И Зевс сделал больше: услал Астрея подальше на край небосвода на целых три срока в двенадцать человеческих лет. Эос поселила Титона у себя. Они были словно созданы друг для друга: трижды двенадцать человеческих лет блаженства. За это время украли Елену, пала Троя, был убит Агамемнон, Одиссей возвратился к своей Пенелопе. Один из сыновей, рожденных Эос Титону, царь эфиопов Мемнон, основатель города Сузы, также сражался под Троей и был повержен Ахиллом, раскромсавшим ему бедро. Титон же, хоть и был троянским принцем, в войне участия не принимал. Он и не знал, что город разрушен, и никогда не интересовался его судьбой. Он жил у Эос в ее доме за пологом моря. И сына он не оплакивал. Он любил утреннюю зарю — дела хватало.

Итак, он бессмертен, угрызения совести больше не терзали ее, хотя кое-какое несовершенство в нем осталось. Тем слаще жизнь, и сама Эос перестала избегать несовершенства и все небрежнее отправляла свою должность. Недовольные заворчали, и Зевс решил учинить ей контроль. Были утра, когда день наваливался на ночь резким светом, выбивая смертных из постели; в такие-то вот часы происходили выкидыши и вообще творилось ужасное.
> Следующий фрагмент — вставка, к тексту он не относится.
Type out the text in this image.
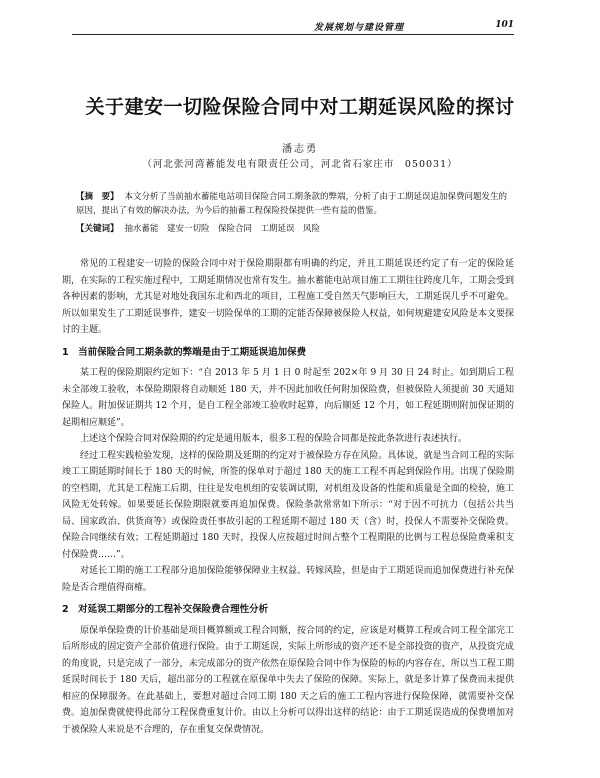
发展规划与建设管理	101
关于建安一切险保险合同中对工期延误风险的探讨
潘志勇
（河北张河湾蓄能发电有限责任公司，河北省石家庄市　050031）
【摘　要】 本文分析了当前抽水蓄能电站项目保险合同工期条款的弊端，分析了由于工期延误追加保费问题发生的原因，提出了有效的解决办法，为今后的抽蓄工程保险投保提供一些有益的借鉴。
【关键词】 抽水蓄能　建安一切险　保险合同　工期延误　风险

常见的工程建安一切险的保险合同中对于保险期限都有明确的约定，并且工期延误还约定了有一定的保险延期，在实际的工程实施过程中，工期延期情况也常有发生。抽水蓄能电站项目施工工期往往跨度几年，工期会受到各种因素的影响，尤其是对地处我国东北和西北的项目，工程施工受自然天气影响巨大，工期延误几乎不可避免。所以如果发生了工期延误事件，建安一切险保单的工期的定能否保障被保险人权益，如何规避建安风险是本文要探讨的主题。

1　当前保险合同工期条款的弊端是由于工期延误追加保费

某工程的保险期限约定如下：“自 2013 年 5 月 1 日 0 时起至 202×年 9 月 30 日 24 时止。如到期后工程未全部竣工验收，本保险期限将自动顺延 180 天，并不因此加收任何附加保险费，但被保险人须提前 30 天通知保险人。附加保证期共 12 个月，是自工程全部竣工验收时起算，向后顺延 12 个月，如工程延期则附加保证期的起期相应顺延”。

上述这个保险合同对保险期的约定是通用版本，很多工程的保险合同都是按此条款进行表述执行。

经过工程实践检验发现，这样的保险期及延期的约定对于被保险方存在风险。具体说，就是当合同工程的实际竣工工期延期时间长于 180 天的时候，所签的保单对于超过 180 天的施工工程不再起到保险作用。出现了保险期的空档期，尤其是工程施工后期，往往是发电机组的安装调试期，对机组及设备的性能和质量是全面的检验，施工风险无处转嫁。如果要延长保险期限就要再追加保费。保险条款常常如下所示：“对于因不可抗力（包括公共当局、国家政治、供货商等）或保险责任事故引起的工程延期不超过 180 天（含）时，投保人不需要补交保险费。保险合同继续有效；工程延期超过 180 天时，投保人应按超过时间占整个工程期限的比例与工程总保险费乘积支付保险费……”。

对延长工期的施工工程部分追加保险能够保障业主权益、转嫁风险，但是由于工期延误而追加保费进行补充保险是否合理值得商榷。

2　对延误工期部分的工程补交保险费合理性分析

原保单保险费的计价基础是项目概算额或工程合同额，按合同的约定，应该是对概算工程或合同工程全部完工后所形成的固定资产全部价值进行保险。由于工期延误，实际上所形成的资产还不是全部投资的资产，从投资完成的角度说，只是完成了一部分，未完成部分的资产依然在原保险合同中作为保险的标的内容存在，所以当工程工期延误时间长于 180 天后，超出部分的工程就在原保单中失去了保险的保障。实际上，就是多计算了保费而未提供相应的保障服务。在此基础上，要想对超过合同工期 180 天之后的施工工程内容进行保险保障，就需要补交保费。追加保费就使得此部分工程保费重复计价。由以上分析可以得出这样的结论：由于工期延误造成的保费增加对于被保险人来说是不合理的，存在重复交保费情况。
В такой день волочили по земле тело Гектора, Титонова племянника. Титон так никогда и не узнал об этом.

Дни без утренней зари после ночей, заполненных для нее недоуменной тревогой. Что с ним? Чего ему не хватает? Что ему надо? Может, она ему надоела? Положил глаз на другую? На какую-нибудь сирену? Или нереиду? Мрачная ночь, мрачное утро, мрачный день. Отчего так побелели его волосы? Отчего сморщилась кожа? Потускнели глаза? Долго и незаметно копившееся предстало вдруг во всей очевидности, и Эос поняла: Титон постарел. Она забыла испросить для него вместе с бессмертием также вечную юность.

А Зевс в таких случаях являет свою милость лишь однажды.

Настала пора, когда смертные умирают. Титон не умер. Астрей возвратился, снова уехал, вернулся опять. Наконец она показала ему Титона.

Презабавное существо, не правда ли, волны выбросили его, обессиленного, на берег, и вот ей взбрело в голову выходить его. Похоже, существо наделено даром речи, однако слов разобрать невозможно: какой-то мышиный писк да воронье карканье. Она велела: «Скажи что-нибудь!» И Титон пропищал и прокаркал, что любит одну лишь Эос. Она поняла, что он сказал; Астрей не понял. Он рассмеялся и позволил оставить Титона в пристройке между конюшней и домом. И оба, снова спавшие после долгого перерыва вместе, поначалу видели в нем потеху. Эос говорила каждое утро: «Танцуй!», и Титон начинал кружиться. Астрей говорил: «Покажи, что ты мужчина!», и Титон раздевался.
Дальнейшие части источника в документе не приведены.